All calculations will be made using Review Manager 5.2 (Copenhagen: The Nordic Cochrane Centre, The Cochrane Collaboration, 2012). All results will be subject to double data entry. Clinical heterogeneity will be assessed by considering the populations, interventions and outcomes between the studies. Statistical heterogeneity will be investigated by calculating the I2 statistic,24 and if this indicates a high level of heterogeneity among the trials included in an analysis, a random effects meta-analysis will be preferred for the overall summary.
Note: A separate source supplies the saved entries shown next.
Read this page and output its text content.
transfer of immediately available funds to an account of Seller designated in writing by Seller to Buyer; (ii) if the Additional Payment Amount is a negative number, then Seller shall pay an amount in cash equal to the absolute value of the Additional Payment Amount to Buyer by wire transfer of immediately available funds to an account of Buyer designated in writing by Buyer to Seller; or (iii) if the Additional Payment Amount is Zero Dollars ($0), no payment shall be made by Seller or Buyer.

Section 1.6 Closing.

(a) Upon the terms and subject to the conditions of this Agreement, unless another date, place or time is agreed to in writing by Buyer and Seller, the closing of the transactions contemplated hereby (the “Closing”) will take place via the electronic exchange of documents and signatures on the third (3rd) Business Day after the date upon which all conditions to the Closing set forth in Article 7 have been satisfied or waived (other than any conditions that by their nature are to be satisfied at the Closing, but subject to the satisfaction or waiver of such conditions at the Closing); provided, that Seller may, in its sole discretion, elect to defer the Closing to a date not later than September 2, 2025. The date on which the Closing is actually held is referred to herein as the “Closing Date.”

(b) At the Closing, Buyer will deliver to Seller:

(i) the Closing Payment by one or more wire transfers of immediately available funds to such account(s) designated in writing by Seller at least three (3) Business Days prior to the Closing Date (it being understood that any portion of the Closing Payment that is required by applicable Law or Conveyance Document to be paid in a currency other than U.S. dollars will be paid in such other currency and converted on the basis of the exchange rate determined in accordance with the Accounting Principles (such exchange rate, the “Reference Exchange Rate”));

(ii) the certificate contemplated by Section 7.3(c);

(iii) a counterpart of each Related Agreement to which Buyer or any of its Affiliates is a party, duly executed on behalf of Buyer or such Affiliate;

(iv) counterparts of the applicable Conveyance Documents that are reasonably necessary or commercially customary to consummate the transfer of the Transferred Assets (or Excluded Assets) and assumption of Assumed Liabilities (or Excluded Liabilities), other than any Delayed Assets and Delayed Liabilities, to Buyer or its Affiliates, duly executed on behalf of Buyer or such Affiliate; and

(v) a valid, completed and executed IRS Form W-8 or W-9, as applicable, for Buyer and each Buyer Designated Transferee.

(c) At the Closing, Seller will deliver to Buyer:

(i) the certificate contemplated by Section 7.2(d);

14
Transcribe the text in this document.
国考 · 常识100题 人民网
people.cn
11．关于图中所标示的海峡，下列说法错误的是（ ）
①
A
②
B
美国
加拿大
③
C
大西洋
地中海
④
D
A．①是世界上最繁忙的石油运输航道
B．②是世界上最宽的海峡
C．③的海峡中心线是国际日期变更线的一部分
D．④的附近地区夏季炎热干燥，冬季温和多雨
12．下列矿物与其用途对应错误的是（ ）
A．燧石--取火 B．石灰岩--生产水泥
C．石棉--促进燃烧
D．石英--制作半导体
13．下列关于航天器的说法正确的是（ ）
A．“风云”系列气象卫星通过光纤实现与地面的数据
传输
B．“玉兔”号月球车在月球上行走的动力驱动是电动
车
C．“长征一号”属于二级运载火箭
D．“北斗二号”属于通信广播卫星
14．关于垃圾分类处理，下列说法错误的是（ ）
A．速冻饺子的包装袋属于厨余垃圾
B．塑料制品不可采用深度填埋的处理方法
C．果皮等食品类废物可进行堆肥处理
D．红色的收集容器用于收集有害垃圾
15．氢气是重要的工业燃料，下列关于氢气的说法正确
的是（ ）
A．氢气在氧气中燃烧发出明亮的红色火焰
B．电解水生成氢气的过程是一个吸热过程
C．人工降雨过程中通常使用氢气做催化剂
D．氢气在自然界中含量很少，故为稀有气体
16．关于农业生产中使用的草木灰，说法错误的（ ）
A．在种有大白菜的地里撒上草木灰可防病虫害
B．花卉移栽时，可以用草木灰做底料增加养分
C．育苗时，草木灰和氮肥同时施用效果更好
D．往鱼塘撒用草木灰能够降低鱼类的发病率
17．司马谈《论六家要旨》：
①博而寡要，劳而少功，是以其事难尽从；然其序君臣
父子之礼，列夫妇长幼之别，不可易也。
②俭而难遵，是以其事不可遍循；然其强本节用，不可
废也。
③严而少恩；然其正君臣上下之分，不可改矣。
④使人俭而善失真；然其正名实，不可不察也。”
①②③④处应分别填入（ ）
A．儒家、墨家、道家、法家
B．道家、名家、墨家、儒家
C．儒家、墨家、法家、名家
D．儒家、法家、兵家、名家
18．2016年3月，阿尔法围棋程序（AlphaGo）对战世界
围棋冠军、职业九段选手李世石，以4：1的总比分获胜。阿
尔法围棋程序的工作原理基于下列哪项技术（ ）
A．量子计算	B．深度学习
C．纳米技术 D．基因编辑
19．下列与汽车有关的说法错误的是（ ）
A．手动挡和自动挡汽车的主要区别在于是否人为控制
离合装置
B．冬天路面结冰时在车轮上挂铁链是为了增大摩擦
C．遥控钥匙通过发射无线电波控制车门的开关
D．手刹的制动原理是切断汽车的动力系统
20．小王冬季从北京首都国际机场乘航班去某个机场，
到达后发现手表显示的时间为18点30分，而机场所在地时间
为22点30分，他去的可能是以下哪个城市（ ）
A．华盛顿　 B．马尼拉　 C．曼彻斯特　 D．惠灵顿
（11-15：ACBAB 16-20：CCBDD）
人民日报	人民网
Where high levels of heterogeneity are found, they will be explored by the pre-specified sub-group analyses and by sensitivity analyses excluding the trials most susceptible to bias based on the quality assessment. Fixed effects meta-analysis will be used for combining study data if the trials are judged to be sufficiently similar. Relative risks and 95% confidence intervals (CIs) will be calculated for dichotomous data. Analysis of continuous data will be undertaken using the mean and standard deviation values to derive weighted mean differences and their 95% CIs. Where synthesis is inappropriate a narrative overview will be undertaken.